One of the things we’ve touched on occasionally how Barack Obama has been unilaterally rewriting parts of the Obamacare as problems emerge. On Friday, we had the most blatant example yet:
The Obama administration, in an 11th-hour change, announced significant exemptions for people who recently lost their insurance coverage and are struggling to get a new plan — drawing immediate criticism from the insurance industry and Republican lawmakers.
Health and Human Services Secretary Kathleen Sebelius confirmed the changes, which include letting those individuals skirt the law’s individual mandate, in a letter to senators. She said she would allow people who got cancellations and could not find affordable new coverage to qualify for a “hardship exemption” in order to avoid a penalty next year for not having insurance.
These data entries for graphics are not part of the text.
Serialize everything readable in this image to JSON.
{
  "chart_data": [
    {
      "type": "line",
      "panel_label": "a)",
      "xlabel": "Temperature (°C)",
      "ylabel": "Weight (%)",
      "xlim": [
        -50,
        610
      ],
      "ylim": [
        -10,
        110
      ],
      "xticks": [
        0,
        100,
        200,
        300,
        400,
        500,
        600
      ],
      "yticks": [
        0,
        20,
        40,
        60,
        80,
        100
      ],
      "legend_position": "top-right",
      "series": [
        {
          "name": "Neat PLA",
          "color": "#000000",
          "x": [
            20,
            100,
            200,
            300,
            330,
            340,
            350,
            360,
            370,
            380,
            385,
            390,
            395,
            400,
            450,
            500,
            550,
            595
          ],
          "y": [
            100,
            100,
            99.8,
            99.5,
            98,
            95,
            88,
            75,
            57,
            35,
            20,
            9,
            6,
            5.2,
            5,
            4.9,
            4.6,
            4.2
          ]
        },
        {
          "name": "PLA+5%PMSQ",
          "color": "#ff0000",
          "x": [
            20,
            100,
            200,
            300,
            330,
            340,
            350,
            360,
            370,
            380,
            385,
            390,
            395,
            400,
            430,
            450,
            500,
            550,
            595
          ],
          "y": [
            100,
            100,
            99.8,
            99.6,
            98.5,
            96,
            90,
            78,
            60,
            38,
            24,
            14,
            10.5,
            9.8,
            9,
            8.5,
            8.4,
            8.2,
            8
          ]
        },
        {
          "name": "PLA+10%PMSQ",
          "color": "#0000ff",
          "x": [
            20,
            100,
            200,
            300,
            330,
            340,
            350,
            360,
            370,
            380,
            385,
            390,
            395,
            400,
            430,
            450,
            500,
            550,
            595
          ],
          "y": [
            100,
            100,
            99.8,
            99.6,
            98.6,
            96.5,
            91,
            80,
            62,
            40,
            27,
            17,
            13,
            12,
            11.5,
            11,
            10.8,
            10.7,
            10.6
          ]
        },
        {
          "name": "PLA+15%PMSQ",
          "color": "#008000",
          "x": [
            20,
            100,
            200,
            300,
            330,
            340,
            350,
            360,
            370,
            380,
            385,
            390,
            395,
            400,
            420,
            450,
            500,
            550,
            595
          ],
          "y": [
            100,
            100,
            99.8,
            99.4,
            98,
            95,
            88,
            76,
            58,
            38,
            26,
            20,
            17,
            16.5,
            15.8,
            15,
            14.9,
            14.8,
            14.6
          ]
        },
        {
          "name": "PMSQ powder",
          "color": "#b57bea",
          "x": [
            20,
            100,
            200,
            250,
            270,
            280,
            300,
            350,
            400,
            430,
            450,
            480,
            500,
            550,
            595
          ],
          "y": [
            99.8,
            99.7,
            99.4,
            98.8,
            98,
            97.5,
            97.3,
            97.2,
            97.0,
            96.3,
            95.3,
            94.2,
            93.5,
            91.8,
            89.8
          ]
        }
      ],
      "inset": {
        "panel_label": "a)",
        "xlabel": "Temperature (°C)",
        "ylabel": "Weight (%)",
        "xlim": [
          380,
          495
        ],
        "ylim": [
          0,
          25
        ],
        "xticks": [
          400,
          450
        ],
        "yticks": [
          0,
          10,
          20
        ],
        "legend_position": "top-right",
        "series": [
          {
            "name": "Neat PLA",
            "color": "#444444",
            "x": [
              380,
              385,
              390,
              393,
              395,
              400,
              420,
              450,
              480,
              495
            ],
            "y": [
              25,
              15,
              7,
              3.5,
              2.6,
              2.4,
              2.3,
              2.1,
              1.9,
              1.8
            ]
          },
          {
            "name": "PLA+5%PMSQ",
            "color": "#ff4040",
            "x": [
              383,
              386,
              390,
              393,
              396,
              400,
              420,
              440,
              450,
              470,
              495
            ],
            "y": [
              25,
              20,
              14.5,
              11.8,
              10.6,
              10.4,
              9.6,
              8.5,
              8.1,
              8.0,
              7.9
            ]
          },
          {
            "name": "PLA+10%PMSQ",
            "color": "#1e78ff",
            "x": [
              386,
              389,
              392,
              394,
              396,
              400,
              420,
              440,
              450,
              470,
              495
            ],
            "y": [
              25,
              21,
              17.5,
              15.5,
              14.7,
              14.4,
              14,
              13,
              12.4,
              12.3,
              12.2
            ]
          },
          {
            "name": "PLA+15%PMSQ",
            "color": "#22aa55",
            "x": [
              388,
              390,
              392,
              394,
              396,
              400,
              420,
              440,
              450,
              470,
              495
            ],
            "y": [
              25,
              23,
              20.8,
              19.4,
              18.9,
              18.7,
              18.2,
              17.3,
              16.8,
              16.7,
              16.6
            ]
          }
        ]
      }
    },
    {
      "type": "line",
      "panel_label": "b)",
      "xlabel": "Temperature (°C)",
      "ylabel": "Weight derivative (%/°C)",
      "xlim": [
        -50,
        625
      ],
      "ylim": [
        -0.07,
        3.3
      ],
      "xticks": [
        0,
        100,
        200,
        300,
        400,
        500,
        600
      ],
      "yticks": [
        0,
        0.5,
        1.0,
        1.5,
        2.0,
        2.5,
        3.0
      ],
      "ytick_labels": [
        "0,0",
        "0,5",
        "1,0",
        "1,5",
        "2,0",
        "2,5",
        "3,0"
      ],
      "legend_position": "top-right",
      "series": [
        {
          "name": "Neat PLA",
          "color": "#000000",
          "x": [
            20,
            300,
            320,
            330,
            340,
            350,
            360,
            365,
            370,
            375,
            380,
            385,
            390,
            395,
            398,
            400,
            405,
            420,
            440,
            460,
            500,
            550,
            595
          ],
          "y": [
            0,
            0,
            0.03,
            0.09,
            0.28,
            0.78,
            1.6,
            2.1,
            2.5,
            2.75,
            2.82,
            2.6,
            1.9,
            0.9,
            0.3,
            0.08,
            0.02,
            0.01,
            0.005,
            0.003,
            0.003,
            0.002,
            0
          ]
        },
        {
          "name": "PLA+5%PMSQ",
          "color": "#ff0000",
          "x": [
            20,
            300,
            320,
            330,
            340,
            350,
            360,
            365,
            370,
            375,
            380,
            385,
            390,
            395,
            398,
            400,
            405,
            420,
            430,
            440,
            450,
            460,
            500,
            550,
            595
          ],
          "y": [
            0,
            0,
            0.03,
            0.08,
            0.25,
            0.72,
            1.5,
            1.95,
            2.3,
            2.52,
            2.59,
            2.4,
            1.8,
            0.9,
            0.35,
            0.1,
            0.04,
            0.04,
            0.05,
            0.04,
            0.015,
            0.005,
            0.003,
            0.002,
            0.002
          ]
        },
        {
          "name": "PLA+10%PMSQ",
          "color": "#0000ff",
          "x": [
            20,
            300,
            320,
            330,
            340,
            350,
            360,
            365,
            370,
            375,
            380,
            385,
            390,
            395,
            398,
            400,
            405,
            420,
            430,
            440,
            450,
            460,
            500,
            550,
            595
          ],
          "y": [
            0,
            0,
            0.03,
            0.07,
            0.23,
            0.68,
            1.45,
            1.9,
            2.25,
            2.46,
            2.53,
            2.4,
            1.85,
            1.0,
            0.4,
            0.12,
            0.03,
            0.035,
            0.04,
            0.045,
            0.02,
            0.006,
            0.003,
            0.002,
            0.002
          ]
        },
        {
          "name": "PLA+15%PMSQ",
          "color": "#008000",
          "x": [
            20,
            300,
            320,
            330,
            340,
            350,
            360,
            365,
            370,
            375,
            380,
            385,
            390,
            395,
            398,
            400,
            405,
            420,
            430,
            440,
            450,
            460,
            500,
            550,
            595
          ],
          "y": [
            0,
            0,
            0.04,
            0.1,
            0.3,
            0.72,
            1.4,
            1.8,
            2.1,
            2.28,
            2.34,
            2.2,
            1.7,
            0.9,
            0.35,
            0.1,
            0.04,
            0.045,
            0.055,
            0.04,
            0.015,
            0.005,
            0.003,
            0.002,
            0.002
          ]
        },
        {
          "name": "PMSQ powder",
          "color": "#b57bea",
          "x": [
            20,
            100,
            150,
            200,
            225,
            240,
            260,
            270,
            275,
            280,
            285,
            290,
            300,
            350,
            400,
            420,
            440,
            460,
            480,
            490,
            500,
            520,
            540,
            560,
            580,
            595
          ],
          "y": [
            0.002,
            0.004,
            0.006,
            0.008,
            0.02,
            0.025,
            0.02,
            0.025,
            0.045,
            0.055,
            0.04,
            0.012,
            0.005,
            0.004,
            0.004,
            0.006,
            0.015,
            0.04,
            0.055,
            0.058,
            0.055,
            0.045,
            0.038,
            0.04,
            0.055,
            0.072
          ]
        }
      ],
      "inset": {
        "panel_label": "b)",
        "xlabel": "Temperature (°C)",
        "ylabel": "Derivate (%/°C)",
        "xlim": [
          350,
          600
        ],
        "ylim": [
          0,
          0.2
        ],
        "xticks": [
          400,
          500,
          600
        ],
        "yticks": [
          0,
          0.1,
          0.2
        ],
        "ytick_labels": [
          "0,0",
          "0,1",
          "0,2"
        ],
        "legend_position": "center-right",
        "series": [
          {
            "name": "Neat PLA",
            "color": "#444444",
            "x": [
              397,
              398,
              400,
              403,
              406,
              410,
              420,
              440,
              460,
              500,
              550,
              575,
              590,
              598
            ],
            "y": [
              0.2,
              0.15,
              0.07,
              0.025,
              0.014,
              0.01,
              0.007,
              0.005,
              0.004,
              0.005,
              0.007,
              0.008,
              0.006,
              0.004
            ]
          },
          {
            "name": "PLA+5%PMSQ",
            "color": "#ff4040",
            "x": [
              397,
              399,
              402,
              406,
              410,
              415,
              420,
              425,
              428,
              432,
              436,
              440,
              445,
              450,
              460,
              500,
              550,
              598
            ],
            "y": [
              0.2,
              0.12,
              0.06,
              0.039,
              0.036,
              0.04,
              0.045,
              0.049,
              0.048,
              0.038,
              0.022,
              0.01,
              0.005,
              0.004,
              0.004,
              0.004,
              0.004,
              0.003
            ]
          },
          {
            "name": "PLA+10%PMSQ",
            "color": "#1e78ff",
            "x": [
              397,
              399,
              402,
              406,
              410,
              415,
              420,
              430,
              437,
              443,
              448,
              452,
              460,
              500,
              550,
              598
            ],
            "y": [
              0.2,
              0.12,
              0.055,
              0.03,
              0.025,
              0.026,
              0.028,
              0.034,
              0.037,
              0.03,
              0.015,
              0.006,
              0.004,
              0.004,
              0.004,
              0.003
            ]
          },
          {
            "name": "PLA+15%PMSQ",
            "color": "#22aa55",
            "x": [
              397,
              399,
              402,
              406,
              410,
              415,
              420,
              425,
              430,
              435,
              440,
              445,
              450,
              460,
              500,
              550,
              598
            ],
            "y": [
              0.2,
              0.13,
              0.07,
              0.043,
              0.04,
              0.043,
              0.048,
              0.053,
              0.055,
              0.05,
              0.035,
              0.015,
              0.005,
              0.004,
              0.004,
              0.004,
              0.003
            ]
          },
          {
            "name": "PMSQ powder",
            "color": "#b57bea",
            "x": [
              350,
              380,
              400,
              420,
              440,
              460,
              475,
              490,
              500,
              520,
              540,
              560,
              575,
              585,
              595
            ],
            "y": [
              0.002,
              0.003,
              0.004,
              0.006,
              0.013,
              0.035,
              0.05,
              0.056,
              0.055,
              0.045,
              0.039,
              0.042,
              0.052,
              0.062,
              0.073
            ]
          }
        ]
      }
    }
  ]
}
Further, she announced that those individuals will be able to purchase bare-bones plans that until now were available only for people under 30.
The law does allow the President to grant hardship exemptions from the “tax” backing up the purchase mandate. But granting a blanket exemption to an estimated five million people is beyond the scope of that (and, incidentally, moves us quite a bit closer to what the Republicans were demanding during the shutdown). It is also yet again threatening to plunge the insurance markets into chaos. The insurance companies were relying on the mandate to exist so they wouldn’t be over a barrel when it came to insuring people with pre-existing conditions. The mandate is the Ace of Hearts in the house of cards that is Obamacare.
This isn’t a game. This is people’s insurance and the survival of the individual insurance market. The time to make an exemption was months ago (you know, when the Administration was informed that the exchanges weren’t anywhere close to working). They are trying to rewrite the law to accommodate their own incompetence.